What is a Bloom filter

The name is like every law, you ask why it’s Called Newton’s law, because Newton invented it or discovered it. “His”

What can he do? It maps a binary vector to a function. Bloom filters can be used to detect the presence of elements in a set or for quick retrieval.

Disadvantages: There are certain deletion issues and error recognition rates

Advantages: Query time and space are far more than the ordinary algorithm

How to implement Bloom Filter

When adding Item or element, create a hash function and a KEY to form a mapping. Set the data =1, as long as the retrieval judgment =1 to know whether the data exists or not, with this method, when the query is found to have 0, the proof must not exist, so on the other hand, if the element is 1, the proof is likely to exist.

Notice why it is said that it is likely to exist, because it has a certain identification error, but this error can be ignored in the actual production process, after all, the advantages outweigh the disadvantages.

Look at the text dizzy, motionless on the drawing, to see should understand a lot of.

People speaking

What exactly does a Bloom filter do?

Special ID not mention ha, database ID is basically self-increasing right! We pass the ID back end to the DB query, which makes perfect sense.

But what if we use negative numbers? One or two doesn’t matter. What if there are thousands? Basically the database will be a lot of pressure to bear, server configuration, not to mention, slow down the system running speed and even downtime are possible, so is not a bit of bloom filter show incisively and vividly. “Dog”
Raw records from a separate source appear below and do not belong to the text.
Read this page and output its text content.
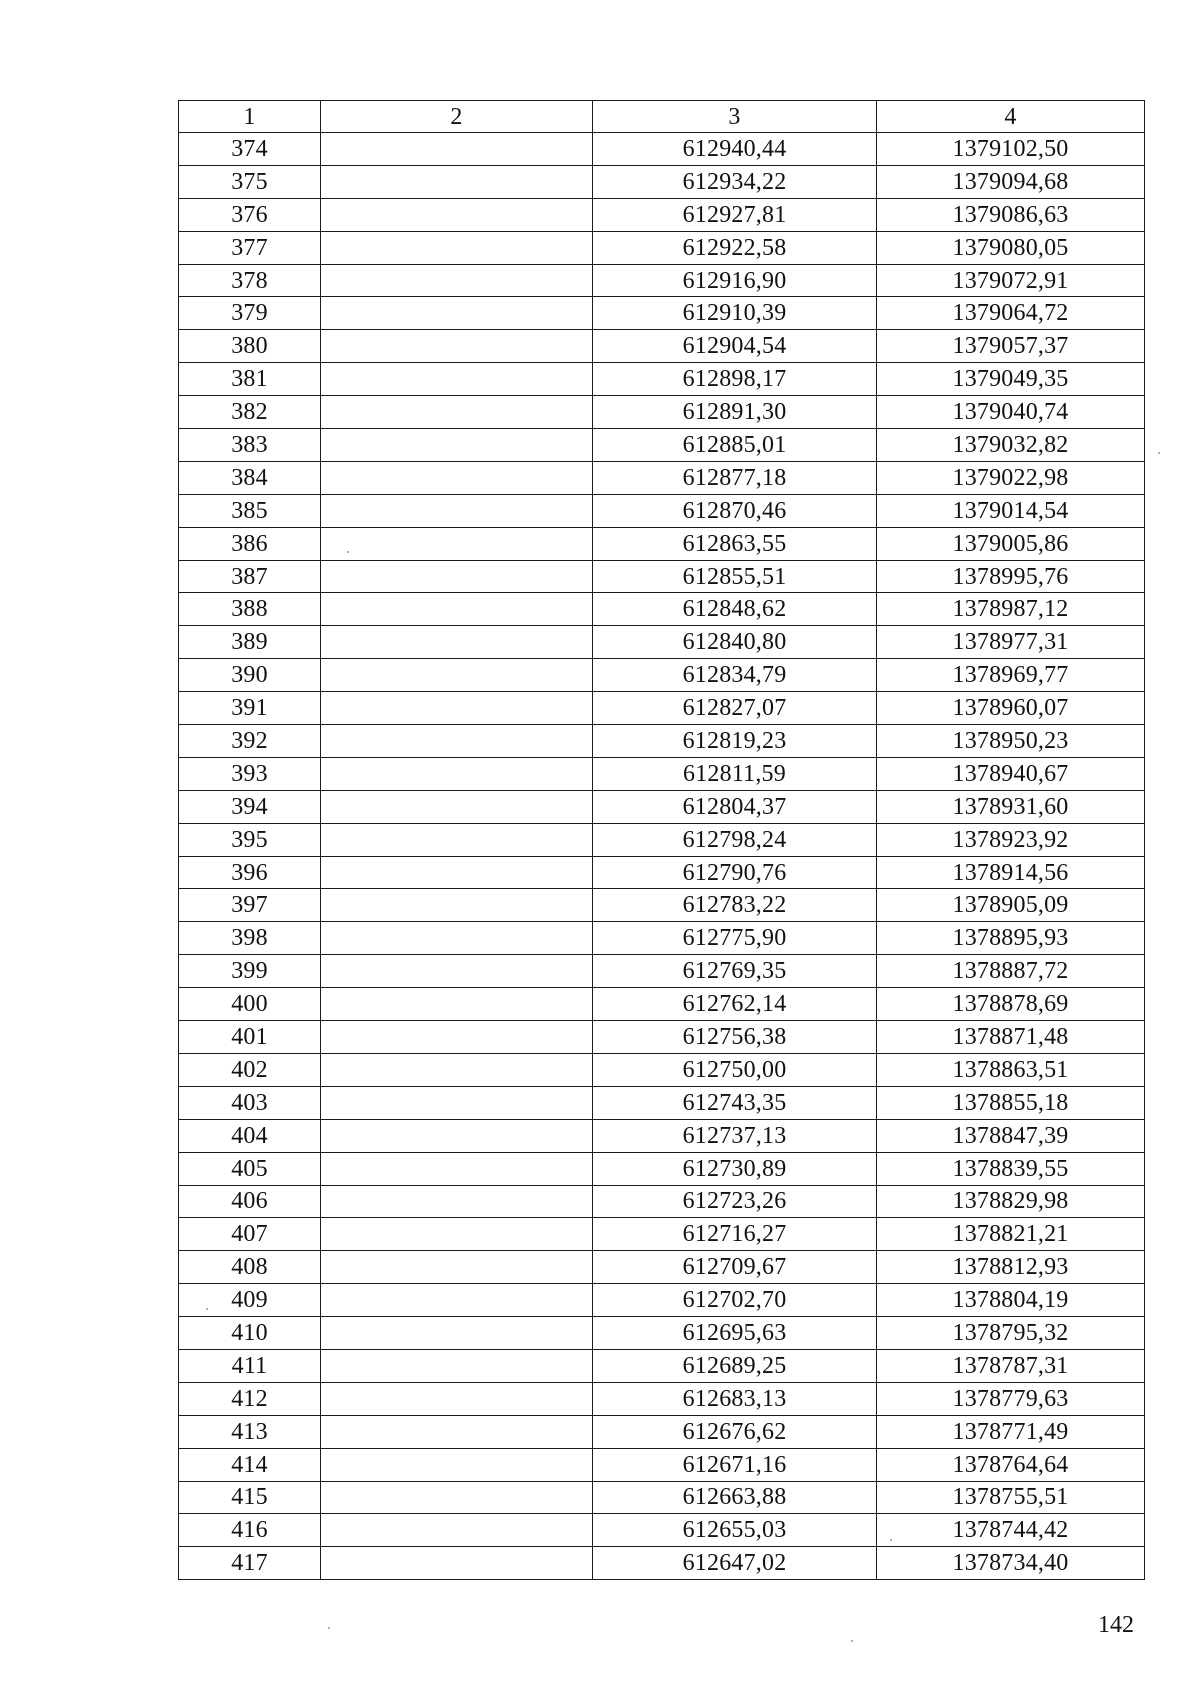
1	2	3	4
374		612940,44	1379102,50
375		612934,22	1379094,68
376		612927,81	1379086,63
377		612922,58	1379080,05
378		612916,90	1379072,91
379		612910,39	1379064,72
380		612904,54	1379057,37
381		612898,17	1379049,35
382		612891,30	1379040,74
383		612885,01	1379032,82
384		612877,18	1379022,98
385		612870,46	1379014,54
386		612863,55	1379005,86
387		612855,51	1378995,76
388		612848,62	1378987,12
389		612840,80	1378977,31
390		612834,79	1378969,77
391		612827,07	1378960,07
392		612819,23	1378950,23
393		612811,59	1378940,67
394		612804,37	1378931,60
395		612798,24	1378923,92
396		612790,76	1378914,56
397		612783,22	1378905,09
398		612775,90	1378895,93
399		612769,35	1378887,72
400		612762,14	1378878,69
401		612756,38	1378871,48
402		612750,00	1378863,51
403		612743,35	1378855,18
404		612737,13	1378847,39
405		612730,89	1378839,55
406		612723,26	1378829,98
407		612716,27	1378821,21
408		612709,67	1378812,93
409		612702,70	1378804,19
410		612695,63	1378795,32
411		612689,25	1378787,31
412		612683,13	1378779,63
413		612676,62	1378771,49
414		612671,16	1378764,64
415		612663,88	1378755,51
416		612655,03	1378744,42
417		612647,02	1378734,40
142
So hanging, also has a price, because it is also uncertain, there is a certain degree of error of judgment!

Q: Why the miscarriage of justice?

A: The search key is not in the container, but the hash key is always 1. If the Bloom filter has a blacklist, then create a whitelist.
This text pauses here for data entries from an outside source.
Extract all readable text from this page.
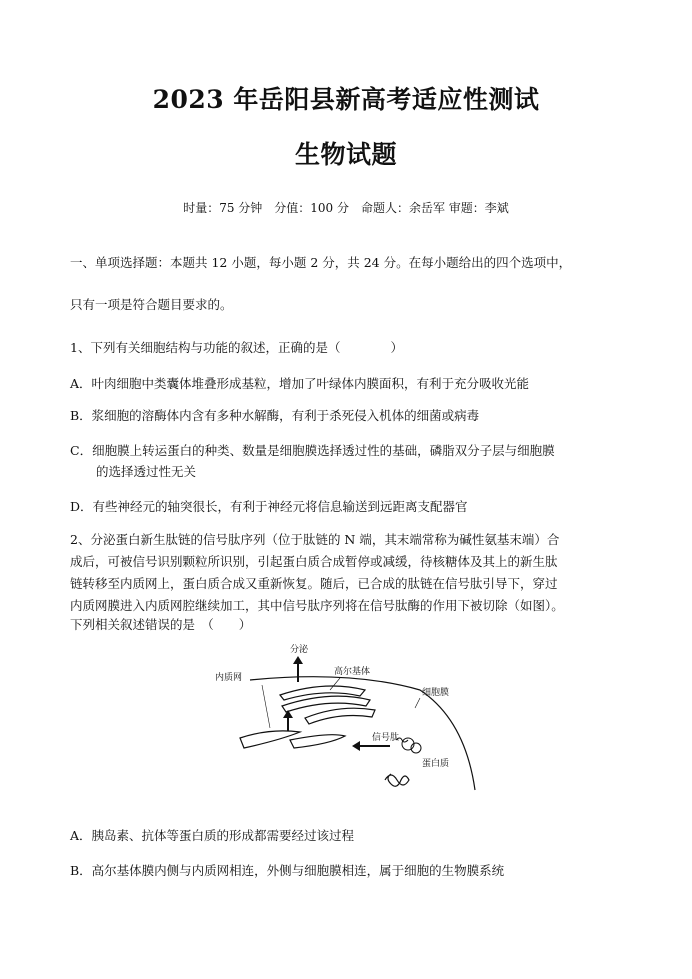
2023 年岳阳县新高考适应性测试
生物试题
时量：75 分钟　分值：100 分　命题人：余岳军 审题：李斌
一、单项选择题：本题共 12 小题，每小题 2 分，共 24 分。在每小题给出的四个选项中，
只有一项是符合题目要求的。
1、下列有关细胞结构与功能的叙述，正确的是（　　　　）
A．叶肉细胞中类囊体堆叠形成基粒，增加了叶绿体内膜面积，有利于充分吸收光能
B．浆细胞的溶酶体内含有多种水解酶，有利于杀死侵入机体的细菌或病毒
C．细胞膜上转运蛋白的种类、数量是细胞膜选择透过性的基础，磷脂双分子层与细胞膜
的选择透过性无关
D．有些神经元的轴突很长，有利于神经元将信息输送到远距离支配器官
2、分泌蛋白新生肽链的信号肽序列（位于肽链的 N 端，其末端常称为碱性氨基末端）合
成后，可被信号识别颗粒所识别，引起蛋白质合成暂停或减缓，待核糖体及其上的新生肽
链转移至内质网上，蛋白质合成又重新恢复。随后，已合成的肽链在信号肽引导下，穿过
内质网膜进入内质网腔继续加工，其中信号肽序列将在信号肽酶的作用下被切除（如图）。
下列相关叙述错误的是　（　　）
分泌
高尔基体
内质网
细胞膜
信号肽
蛋白质
A．胰岛素、抗体等蛋白质的形成都需要经过该过程
B．高尔基体膜内侧与内质网相连，外侧与细胞膜相连，属于细胞的生物膜系统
Q: Why isn’t it easy to delete?

Counting Bloom Filter Key =1; Counting Bloom Filter Key =1;

So much said about how to achieve

1: estimated quantity n and expected misjudgment rate FPP

2: size of hash function and bit set

Bit Set Size Size

Function hash select, estimate n and bit array length m to get hash function Key

How does it work? Maven project

 <dependency>
            <groupId>com.google.guava</groupId>
            <artifactId>guava</artifactId>
            <version>23.0</version>
 </dependency>    



Copy the code

A piece of test code I wrote

/** * Bloom filter - used for redis cache penetration *@authorAuthor northwest Big zongzi */
public class TestBloomFilterByDZZ {

    private static int total = 19999;
    private static BloomFilter<Integer> bfilter = BloomFilter.create(Funnels.integerFunnel(), total);

  // Initialize the data
    public static void main(String[] args) {
        for (int i = 0; i < total; i++) {
            bfilter.put(i);
        }

        // If there are any mismatches
        for (int i = 0; i < total; i++) {
            if(! bfilter.mightContain(i)) { System.out.println("Did not pay attention to the northwest big zongzi slip..."); }}// How many more inside matches out
        int count = 0;
        for (int i = total; i < total + 10000; i++) {
            if (bfilter.mightContain(i)) {
                count++;
            }
        }
        System.out.println("Run with cannon fodder:"+ count); }}Copy the code

Applicable service scenarios

1: When a large amount of data is stored in the database, it can be used as a name or unique item for checking. If the data exists, it will be skipped and stored in the database if it does not exist

2: filtering spam, which is a calculation you can combine with your own business to understand.

Daily attention, quality of a key three.

Write at least 3 original articles a week to leave something behind when you’re being tortured by business.

Recently like a sentence “Dao no art, art can be sought. If there is art, there is no tao.